Materials are where a lot of tradies quietly lose money, and most of them never see it happen.
You buy tiles, adhesive and grout for a kitchen at the merchant. You grab an extra bag of cement on the way back. Halfway through you run short and make a second trip. Somewhere in all that, two slips end up in the bakkie footwell and one gets thrown out with a coffee cup.
At the end of the job, can you say exactly what the materials cost? For most people, the honest answer is no.
If you do not know what you spent, you do not know what you made.
Why material costs go missing
It is not one big mistake. It is lots of small slips and trips that never get written down against the job.
The usual problems:
- Slips lost in the bakkie, the toolbox, or the wash
- Materials for two jobs bought in one shop run, then never split
- A supplier price you agreed verbally and cannot remember
- Cement or paint bought twice because nobody was sure
- Extra trips to the merchant that eat fuel and time
- No idea, at the end, what the job actually cost you
The cost is bigger than a few slips
Lose track of materials and the damage shows up in places you do not expect.
- Profit you cannot see, because the costs are scattered
- Quotes priced on a guess instead of what materials really cost last time
- Money left on the table when material costs are not passed on
- Supplier invoices you cannot check, so you just pay them
- The same underpriced quote repeated because you never learned the real number
Once you actually track what each job costs, your next quote gets sharper. That is the part most tradies are missing.
Track materials and costs as you go
You do not need a finance department. You need to capture the cost the moment you spend it, against the right job, from your phone at the till.

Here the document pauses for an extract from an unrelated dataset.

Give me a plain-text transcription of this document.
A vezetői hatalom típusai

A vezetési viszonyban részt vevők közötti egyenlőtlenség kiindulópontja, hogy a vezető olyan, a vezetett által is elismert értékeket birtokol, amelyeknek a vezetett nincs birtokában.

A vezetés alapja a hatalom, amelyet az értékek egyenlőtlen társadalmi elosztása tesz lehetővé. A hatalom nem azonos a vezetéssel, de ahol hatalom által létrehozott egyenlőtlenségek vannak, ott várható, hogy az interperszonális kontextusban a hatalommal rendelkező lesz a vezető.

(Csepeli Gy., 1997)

With BuilderBuddi you can:
- Snap a photo of the slip and attach it to the job on the spot
- Record what you spent per job, not in one big pile
- Keep supplier prices in one place so you can check an invoice
- See the real material cost on a job before you invoice
- Use last job real numbers to price the next one properly
Guessing is costing you more than you think
Every tradie can tell you what they charge. Far fewer can tell you what a job actually cost them. That gap is where the profit hides, or disappears.
Capture your slips and supplier costs against each job as you go, and two things happen. You stop losing costs you could have billed, and you start quoting from real numbers instead of hope.